Four very different views of Australia Day come from Paul Daley in the Guardian Australia, Miranda Devine in the Daily Telegraph, Dick Smith in The Age and Jack Waterford in the Canberra Times.
And let’s make it a quintet with this Inside Change post from one Rob Lancaster which includes this paragraph:
Rather than vapid parochialism, on whatever day of the year we devote to it, what is perhaps more interesting is a day that honestly explores all the competing narratives of what it means to be Australian, none of which we can deny (the good and the bad alike), and ask ourselves what we can do practically to reinforce the narratives that draw out the best in all of us, not just recline in a cloister of self-satisfied righteousness, together with all those ‘true’ Australians who agree with us. (emphasis added because that is the sort of sentiment HH likes)

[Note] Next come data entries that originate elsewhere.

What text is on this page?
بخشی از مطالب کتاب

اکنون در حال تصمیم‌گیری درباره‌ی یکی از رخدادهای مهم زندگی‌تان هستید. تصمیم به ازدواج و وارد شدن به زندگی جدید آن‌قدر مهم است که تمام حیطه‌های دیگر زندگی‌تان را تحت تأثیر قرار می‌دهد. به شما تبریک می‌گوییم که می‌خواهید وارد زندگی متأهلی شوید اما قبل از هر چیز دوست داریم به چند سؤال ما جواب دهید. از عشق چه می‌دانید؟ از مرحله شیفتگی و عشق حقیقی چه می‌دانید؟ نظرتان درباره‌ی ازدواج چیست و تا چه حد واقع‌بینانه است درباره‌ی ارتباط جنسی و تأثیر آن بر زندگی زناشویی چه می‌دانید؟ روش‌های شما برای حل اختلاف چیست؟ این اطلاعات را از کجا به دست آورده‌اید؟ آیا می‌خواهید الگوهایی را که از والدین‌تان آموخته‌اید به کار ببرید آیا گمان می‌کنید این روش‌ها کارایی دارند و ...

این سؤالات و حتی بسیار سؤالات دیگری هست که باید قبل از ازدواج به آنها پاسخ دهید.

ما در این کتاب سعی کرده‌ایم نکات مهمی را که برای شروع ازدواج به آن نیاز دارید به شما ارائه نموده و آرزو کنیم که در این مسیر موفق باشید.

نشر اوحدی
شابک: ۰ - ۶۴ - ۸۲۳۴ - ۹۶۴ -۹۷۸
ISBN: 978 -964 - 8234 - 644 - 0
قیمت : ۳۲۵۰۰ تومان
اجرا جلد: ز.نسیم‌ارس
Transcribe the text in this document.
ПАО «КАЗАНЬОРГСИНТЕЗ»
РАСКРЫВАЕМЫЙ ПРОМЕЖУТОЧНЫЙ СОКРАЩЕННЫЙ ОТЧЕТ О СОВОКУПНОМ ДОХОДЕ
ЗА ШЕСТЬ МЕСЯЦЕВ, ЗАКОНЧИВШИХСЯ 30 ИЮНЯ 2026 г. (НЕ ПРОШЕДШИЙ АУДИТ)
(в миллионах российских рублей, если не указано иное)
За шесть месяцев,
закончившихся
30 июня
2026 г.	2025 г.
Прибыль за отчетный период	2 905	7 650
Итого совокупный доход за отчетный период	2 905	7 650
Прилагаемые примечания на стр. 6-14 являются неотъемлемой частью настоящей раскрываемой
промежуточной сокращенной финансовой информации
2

And, to make it a septet, Andrew Markus reports on the Scanlon Foundation surveys of Australian attitudes to, among other things, Australian-ness, and Chelsea Bond calls for commemoration rather than celebration.
The disconnect I feel on the January 26 is not a rejection of my mother’s [Anglo-Celtic] history [says Bond]. Rather, it is a rejection of the privileging of one version of history at the expense of another. I simply cannot be part of the collective amnesia that sweeps the nation on January 26 each year. This amnesia is evidenced in our current prime minister choosing the arrival of the First Fleet as the “defining moment” of our national identity.
This nation has a history that extends well beyond the past 227 years, not to mention a few more inclusive “defining moments” since then.
And making it up to an octet is Amy McQuire in New Matilda. And our ninth and last but unmissable is from Liz Conor, also in New Matilda. Did you sing?